On Fri, Jan 29, 2010 at 10:49 AM, David MacQuigg
<macquigg at ece.arizona.edu> wrote:

<<  >>

>
> When I hear Object Oriented Programming, I think of something much more
> difficult than the examples you have shown, something that might even get
> into the intricacies of MRO, something that is normally taught to CS majors
> in a full semester in the third year of college.  If it is just *using*
> objects in a natural way, I think everyone agrees that is a fine way to
> introduce programming.  If it is a little more than that (as I think you
> intend) that is OK also, even if it not what I would do.  When students log
> on to pywhip.org/~urner, they will see exactly what you want them to see.
>
> -- Dave
>
>

Good summary and yes, our positions are not so far apart.

The little bit more that I add takes advantage of this thinking in
terms of objects, not just a computer thing, and turns that into "math
objects" such as polynomials, rationals, polyhedra, integers modulo n,
matrices  -- things we might model as types and therefore classes (in
Python's namespace anyway).

There's a unifying heuristic not out of line with inherited
mathematics i.e. we already believe in types e.g. N, Z, Q, R, C
(natural, integer, rational, real, complex..) and so on, so pretty
seamless.

So that means we're actually getting to user defined classes and
taking advantage of operator overloading in the guise of wanting a
stronger understanding of math concepts, but not because we're all
planning to become professional computer programmers.
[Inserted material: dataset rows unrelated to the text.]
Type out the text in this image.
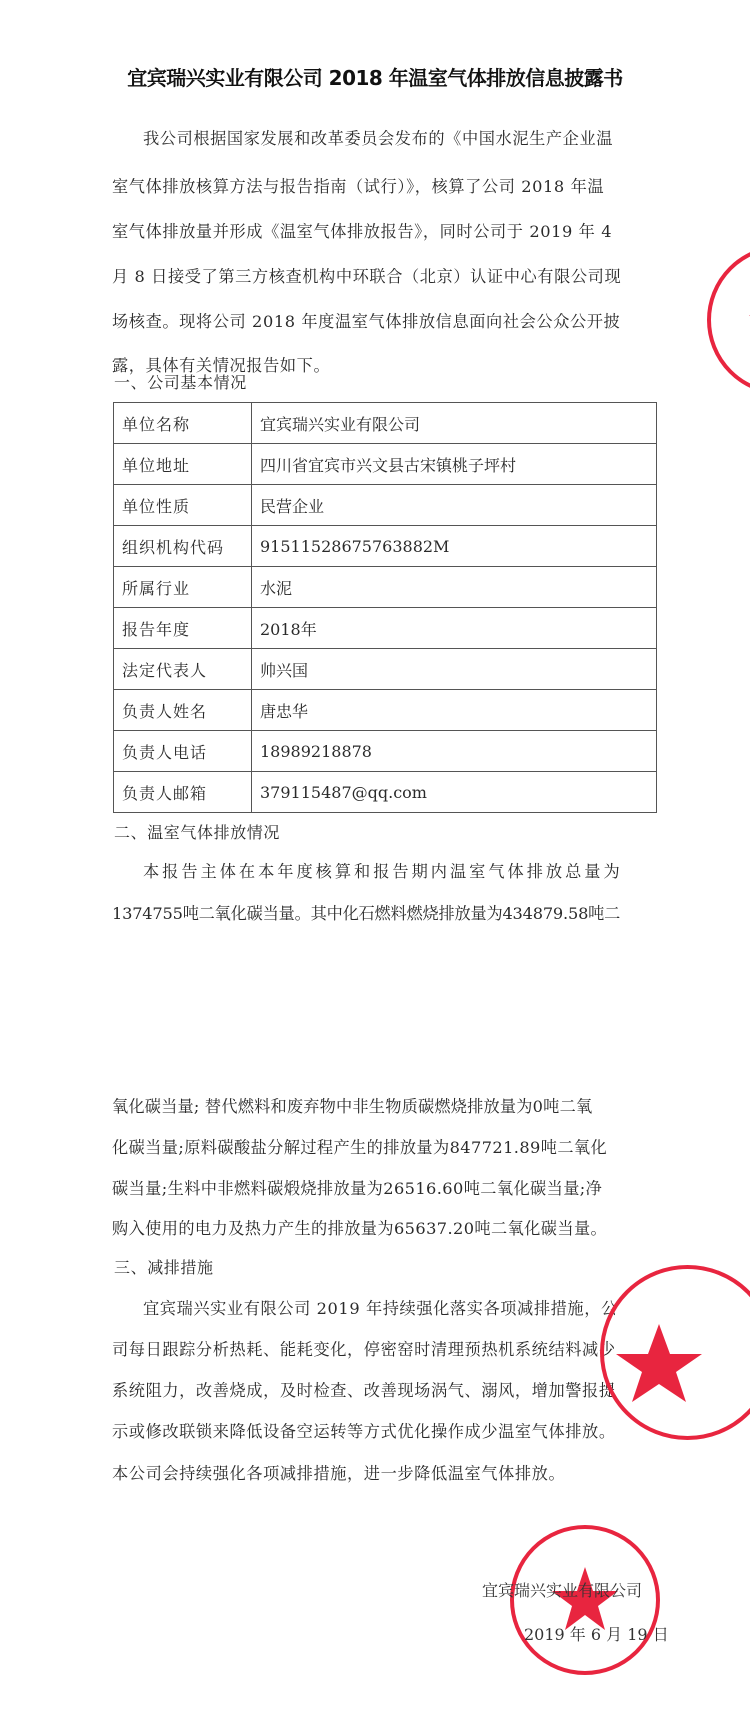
宜宾瑞兴实业有限公司 2018 年温室气体排放信息披露书
我公司根据国家发展和改革委员会发布的《中国水泥生产企业温
室气体排放核算方法与报告指南（试行）》，核算了公司 2018 年温
室气体排放量并形成《温室气体排放报告》，同时公司于 2019 年 4
月 8 日接受了第三方核查机构中环联合（北京）认证中心有限公司现
场核查。现将公司 2018 年度温室气体排放信息面向社会公众公开披
露，具体有关情况报告如下。
一、公司基本情况
单位名称	宜宾瑞兴实业有限公司
单位地址	四川省宜宾市兴文县古宋镇桃子坪村
单位性质	民营企业
组织机构代码	91511528675763882M
所属行业	水泥
报告年度	2018年
法定代表人	帅兴国
负责人姓名	唐忠华
负责人电话	18989218878
负责人邮箱	379115487@qq.com
二、温室气体排放情况
本报告主体在本年度核算和报告期内温室气体排放总量为
1374755吨二氧化碳当量。其中化石燃料燃烧排放量为434879.58吨二
氧化碳当量; 替代燃料和废弃物中非生物质碳燃烧排放量为0吨二氧
化碳当量;原料碳酸盐分解过程产生的排放量为847721.89吨二氧化
碳当量;生料中非燃料碳煅烧排放量为26516.60吨二氧化碳当量;净
购入使用的电力及热力产生的排放量为65637.20吨二氧化碳当量。
三、减排措施
宜宾瑞兴实业有限公司 2019 年持续强化落实各项减排措施，公
司每日跟踪分析热耗、能耗变化，停密窑时清理预热机系统结料减少
系统阻力，改善烧成，及时检查、改善现场涡气、溺风，增加警报提
示或修改联锁来降低设备空运转等方式优化操作成少温室气体排放。
本公司会持续强化各项减排措施，进一步降低温室气体排放。
宜宾瑞兴实业有限公司
2019 年 6 月 19 日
So we stop short of MRO, maybe never need multiple inheritance, might
not use properties, decorators -- I'm not the one to decide for each
teacher, just saying I find it easy to envision a productive math
course (such as we've sampled many times on edu-sig) that doesn't go
into all that, or leaves it more up to individual students how much
they want to dabble on the side, in which case we have resources
available.

So yeah, those kinds of more advanced computer science courses are
available, sure.  David MacQuigg might be one of your teachers?  I'm
more interested in spinning an icosahedron object, a subclass of
Polyhedron, and calling it a day.  I'm more like a high school
geometry teacher, not some geek with a talk on the latest design
pattern.  I'm mostly doing stuff the ancient greeks would have
followed, had they a One Laptop Per Child program.